Pharmacophore modeling, atom based 3D-QSAR and Molecular docking approaches to screen C-X-C chemokine receptor type 4 antagonists as microbicides for human immunodeficiency virus-1.

The C-X-C chemokine receptor type 4 receptor CXCR4 which acts as a co-receptor for human immunodeficiency virus-1, expressed in the later stages of infection is considered as an attractive and new target for drug design. Microbicides acting as co-receptor blockers are highly significant as these drugs block HIV lifecycle at early stage itself. The urgent need for a safe and effective microbicide urges to explore new CXCR4 antagonists which could be developed as microbicides. The pharmacophore based 3D-QSAR models and docking models were developed using PHASE and GLIDE modules of Schrodinger software. Three-dimensional quantitative structure-activity relationships (3D-QSAR) studies and pharmacophore modelling was carried out on a dataset of 114 CXCR4 antagonists with the intention of exploring entry inhibitors with better therapeutic potential. A training set of 43 compounds was used to create 3D-QSAR models and they were validated using a test set of 28 compounds.
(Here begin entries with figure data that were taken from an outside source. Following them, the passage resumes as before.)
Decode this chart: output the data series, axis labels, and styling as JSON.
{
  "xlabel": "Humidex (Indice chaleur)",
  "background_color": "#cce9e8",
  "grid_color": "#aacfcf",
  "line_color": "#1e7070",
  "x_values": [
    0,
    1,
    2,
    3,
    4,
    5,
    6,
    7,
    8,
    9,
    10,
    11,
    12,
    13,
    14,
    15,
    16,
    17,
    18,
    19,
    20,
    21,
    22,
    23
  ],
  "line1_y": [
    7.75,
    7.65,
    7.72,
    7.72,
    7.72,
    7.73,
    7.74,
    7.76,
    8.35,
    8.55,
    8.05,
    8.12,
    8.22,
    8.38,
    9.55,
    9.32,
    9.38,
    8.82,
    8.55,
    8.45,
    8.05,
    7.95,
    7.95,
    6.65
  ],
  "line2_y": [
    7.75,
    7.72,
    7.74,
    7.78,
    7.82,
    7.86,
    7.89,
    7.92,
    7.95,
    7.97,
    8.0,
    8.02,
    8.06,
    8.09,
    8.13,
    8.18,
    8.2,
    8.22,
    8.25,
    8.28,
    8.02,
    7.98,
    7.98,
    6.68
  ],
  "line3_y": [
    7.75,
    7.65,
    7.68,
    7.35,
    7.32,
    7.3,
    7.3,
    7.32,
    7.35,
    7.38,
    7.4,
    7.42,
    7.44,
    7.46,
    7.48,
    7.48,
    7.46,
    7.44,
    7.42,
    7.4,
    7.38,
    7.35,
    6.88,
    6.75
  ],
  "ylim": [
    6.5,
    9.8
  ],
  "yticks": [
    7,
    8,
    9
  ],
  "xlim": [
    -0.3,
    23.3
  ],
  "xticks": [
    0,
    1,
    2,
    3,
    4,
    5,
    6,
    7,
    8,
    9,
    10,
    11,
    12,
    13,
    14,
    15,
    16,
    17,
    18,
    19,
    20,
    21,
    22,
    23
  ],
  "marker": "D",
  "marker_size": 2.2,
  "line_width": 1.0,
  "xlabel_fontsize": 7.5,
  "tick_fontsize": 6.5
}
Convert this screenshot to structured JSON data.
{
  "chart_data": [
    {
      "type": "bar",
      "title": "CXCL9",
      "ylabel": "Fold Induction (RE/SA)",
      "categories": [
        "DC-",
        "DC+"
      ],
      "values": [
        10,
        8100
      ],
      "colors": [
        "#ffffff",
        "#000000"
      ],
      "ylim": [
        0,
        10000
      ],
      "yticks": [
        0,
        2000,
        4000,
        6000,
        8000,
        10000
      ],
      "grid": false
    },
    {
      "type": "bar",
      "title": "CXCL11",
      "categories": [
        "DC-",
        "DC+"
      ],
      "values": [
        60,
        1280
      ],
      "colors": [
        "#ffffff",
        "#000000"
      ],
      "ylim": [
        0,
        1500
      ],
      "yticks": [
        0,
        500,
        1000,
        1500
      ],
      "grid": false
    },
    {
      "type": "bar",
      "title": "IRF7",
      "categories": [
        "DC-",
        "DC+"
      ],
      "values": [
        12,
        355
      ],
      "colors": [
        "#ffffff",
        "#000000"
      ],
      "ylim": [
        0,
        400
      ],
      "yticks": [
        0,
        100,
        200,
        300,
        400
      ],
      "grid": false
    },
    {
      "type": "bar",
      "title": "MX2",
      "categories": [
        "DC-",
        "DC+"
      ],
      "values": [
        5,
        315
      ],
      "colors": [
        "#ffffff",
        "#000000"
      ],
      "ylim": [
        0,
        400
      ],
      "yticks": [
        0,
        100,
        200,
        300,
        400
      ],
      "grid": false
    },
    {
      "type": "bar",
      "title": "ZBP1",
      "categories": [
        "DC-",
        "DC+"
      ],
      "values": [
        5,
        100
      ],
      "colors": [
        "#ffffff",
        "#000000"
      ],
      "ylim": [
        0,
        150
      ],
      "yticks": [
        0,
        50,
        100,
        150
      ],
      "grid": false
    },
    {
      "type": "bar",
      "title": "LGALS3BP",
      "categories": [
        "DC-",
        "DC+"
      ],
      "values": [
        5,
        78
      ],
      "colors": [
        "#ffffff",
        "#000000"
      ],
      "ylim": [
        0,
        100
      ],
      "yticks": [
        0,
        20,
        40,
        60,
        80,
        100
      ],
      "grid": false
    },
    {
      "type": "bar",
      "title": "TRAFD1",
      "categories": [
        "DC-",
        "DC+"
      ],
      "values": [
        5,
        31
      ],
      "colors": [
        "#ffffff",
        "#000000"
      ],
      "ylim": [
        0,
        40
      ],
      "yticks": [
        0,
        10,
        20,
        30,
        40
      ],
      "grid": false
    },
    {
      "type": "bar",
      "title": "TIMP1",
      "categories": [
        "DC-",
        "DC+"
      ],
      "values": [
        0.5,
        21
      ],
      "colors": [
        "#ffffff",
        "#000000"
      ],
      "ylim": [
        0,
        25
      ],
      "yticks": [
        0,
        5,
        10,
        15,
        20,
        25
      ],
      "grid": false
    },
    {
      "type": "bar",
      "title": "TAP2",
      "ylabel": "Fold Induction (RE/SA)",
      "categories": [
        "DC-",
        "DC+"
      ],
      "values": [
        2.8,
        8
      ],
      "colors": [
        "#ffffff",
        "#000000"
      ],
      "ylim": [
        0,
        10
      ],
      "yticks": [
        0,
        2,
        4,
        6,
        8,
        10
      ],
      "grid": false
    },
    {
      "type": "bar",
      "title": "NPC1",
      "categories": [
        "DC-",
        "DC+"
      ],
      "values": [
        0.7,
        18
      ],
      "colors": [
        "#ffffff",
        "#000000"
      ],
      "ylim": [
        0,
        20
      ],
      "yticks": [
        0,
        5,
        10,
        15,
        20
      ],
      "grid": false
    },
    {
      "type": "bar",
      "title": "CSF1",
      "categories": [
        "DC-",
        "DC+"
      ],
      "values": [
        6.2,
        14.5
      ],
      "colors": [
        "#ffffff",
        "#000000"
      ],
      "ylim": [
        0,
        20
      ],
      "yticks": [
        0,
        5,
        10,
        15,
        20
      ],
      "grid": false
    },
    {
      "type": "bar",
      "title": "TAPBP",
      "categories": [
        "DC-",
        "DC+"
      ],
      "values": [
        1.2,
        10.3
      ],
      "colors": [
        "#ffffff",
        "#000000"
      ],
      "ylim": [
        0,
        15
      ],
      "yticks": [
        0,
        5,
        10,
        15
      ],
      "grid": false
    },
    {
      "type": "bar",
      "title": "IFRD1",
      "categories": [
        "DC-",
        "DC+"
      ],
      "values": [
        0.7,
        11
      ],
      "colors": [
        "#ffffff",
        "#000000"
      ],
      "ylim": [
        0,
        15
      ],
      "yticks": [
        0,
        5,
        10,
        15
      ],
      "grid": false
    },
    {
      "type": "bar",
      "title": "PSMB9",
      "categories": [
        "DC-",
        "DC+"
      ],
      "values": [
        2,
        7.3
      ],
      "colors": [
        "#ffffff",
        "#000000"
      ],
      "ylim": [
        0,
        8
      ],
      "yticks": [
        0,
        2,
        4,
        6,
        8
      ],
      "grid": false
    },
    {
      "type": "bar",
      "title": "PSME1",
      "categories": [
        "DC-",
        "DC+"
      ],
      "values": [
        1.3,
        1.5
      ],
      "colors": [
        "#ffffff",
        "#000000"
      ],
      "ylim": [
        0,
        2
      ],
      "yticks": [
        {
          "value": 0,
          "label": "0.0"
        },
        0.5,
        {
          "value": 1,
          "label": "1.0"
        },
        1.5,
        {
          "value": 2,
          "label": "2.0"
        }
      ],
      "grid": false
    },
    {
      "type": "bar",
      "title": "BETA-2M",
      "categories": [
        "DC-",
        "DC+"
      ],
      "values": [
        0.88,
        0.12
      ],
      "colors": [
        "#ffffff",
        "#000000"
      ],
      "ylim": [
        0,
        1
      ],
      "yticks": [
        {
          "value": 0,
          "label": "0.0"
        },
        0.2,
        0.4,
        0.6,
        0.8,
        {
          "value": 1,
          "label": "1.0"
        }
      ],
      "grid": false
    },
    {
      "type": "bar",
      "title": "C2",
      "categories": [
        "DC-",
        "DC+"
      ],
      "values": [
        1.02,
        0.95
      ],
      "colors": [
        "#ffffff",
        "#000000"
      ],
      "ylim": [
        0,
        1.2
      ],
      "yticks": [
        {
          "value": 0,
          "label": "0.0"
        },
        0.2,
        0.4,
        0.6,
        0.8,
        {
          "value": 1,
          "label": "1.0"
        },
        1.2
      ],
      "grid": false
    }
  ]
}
CXCR4 antagonists with good inhibitory activity could be designed and structurally modified based upon the QSAR model developed with necessary pharmacophore features. The results revealed that the common pharmacophore hypothesis ADHPR.1 was used for 3D-QSAR model development and the most active compound, CXCR4 antagonist no.44 which is a imidazopyridine-tetrahydro-8-quinolinamine derivative interacted with the CXCR4 receptor residue ASP 97 by the formation of a hydrogen bond. Also, the docking studies were carried out for the dataset for analyzing the binding conformation of CXCR4 and 114 antagonists. The results obtained from the 3D-QSAR studies and docking simulation can be used for designing new and potent CXCR4 antagonists. The compound identified from this study can be taken up further for validation by in vitro/in vivo studies.